Nobody may want the state of California to take over Shasta County’s renegade school districts, but our local right-wing religious zealots show no signs of letting up. They are the vanguard of what remains locally of the MAGA movement and know 2024 may be their last stand.
Some, like King, are careful not to wear their Christianity on their sleeves when talking to mixed audiences. Then there’s Shasta County Board of Education member Authur Gorman.
At a Shasta County Republican Assembly meeting earlier this year, Gorman laid out what was more or less a plan for the religious takeover of Shasta County’s public schools. It’s worth quoting at length:
“I’m not putting my kids into a public school, right? My kids don’t go to public school, they go to private school because I want them raised how I want them raised with good godly principles, so they go to a Christian school.

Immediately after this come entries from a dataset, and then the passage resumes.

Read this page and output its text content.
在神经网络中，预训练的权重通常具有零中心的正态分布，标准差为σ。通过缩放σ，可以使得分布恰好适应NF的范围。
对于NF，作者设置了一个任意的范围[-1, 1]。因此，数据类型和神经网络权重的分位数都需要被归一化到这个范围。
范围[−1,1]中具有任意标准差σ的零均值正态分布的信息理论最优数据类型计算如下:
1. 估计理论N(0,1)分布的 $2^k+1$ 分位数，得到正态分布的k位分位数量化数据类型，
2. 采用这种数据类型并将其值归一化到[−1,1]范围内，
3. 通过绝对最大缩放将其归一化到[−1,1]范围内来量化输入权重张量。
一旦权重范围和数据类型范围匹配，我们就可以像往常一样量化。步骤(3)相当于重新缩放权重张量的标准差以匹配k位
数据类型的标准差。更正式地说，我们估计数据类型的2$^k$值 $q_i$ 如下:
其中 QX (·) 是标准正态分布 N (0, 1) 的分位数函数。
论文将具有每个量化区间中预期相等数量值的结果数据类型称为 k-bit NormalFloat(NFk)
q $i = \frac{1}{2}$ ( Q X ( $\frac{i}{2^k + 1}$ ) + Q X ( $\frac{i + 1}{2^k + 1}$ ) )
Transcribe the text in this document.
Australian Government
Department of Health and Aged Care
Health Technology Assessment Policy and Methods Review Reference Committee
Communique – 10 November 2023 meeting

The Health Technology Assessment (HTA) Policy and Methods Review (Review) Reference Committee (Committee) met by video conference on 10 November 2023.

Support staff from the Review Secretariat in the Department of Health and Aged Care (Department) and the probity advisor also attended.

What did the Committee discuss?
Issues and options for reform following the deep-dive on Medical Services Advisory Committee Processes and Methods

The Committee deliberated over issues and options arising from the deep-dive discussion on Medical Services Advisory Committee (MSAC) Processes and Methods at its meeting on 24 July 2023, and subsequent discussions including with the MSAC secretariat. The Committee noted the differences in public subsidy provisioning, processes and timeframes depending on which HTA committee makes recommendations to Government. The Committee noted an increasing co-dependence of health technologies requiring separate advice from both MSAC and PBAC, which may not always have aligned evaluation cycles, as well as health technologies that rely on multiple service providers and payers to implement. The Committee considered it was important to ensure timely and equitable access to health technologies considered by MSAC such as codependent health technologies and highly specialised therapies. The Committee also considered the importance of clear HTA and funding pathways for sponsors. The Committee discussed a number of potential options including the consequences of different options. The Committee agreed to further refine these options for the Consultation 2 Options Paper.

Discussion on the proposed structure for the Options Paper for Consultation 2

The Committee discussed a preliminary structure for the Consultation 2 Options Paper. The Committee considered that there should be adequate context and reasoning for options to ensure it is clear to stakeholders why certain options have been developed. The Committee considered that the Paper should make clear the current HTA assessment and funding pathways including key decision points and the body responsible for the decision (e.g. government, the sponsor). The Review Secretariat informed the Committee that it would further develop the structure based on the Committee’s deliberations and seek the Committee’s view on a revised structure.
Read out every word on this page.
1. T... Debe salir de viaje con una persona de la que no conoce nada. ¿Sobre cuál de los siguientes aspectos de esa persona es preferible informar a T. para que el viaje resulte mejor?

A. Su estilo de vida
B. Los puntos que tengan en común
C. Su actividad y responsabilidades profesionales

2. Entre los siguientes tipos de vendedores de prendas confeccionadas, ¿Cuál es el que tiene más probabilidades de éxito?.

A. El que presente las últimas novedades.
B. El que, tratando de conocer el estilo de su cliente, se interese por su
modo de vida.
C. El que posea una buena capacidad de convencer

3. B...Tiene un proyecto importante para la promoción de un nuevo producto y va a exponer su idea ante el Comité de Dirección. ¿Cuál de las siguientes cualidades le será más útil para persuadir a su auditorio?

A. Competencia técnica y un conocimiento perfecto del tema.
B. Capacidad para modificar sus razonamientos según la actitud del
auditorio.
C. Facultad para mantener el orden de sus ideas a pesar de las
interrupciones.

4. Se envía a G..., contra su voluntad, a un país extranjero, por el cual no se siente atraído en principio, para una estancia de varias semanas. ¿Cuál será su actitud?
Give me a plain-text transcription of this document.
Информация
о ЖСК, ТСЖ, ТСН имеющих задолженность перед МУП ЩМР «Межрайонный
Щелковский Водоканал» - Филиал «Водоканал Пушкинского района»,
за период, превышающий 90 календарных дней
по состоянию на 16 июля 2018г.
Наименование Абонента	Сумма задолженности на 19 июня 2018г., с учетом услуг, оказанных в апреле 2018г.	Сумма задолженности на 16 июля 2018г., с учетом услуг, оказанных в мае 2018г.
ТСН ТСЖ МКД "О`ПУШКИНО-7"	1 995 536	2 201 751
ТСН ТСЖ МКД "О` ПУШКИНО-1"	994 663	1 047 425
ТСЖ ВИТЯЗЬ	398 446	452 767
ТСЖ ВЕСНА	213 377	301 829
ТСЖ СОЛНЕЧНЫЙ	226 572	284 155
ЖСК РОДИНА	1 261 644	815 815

“But when all the Christians take their kids out of the public schools, what do you think is left? Ya know? And so … if we don’t take back our responsibility and our rights and defend the kids in those school districts by becoming board members, we’re gonna get what we get.
“So the teachers … it’s like a mission field, ya know? We get good godly teachers in there, we get good godly board members in there and we can change policy and we can change the culture, and we can hire a good godly superintendent of schools and he can hire a good godly administrative staff and we can buck the system.”
With that in mind, a recent Facebook post by Gorman should send shivers down any secular spines.
“We have 24 independent school districts in Shasta County,” Gorman said. “I’m recruiting 48 school members in 2024. It’s your time to stand up for your generation.”
There are only two solutions to this problem, and they must be enacted simultaneously.
Run against them and vote them all out.
Hopefully they don’t have the rest of us outnumbered.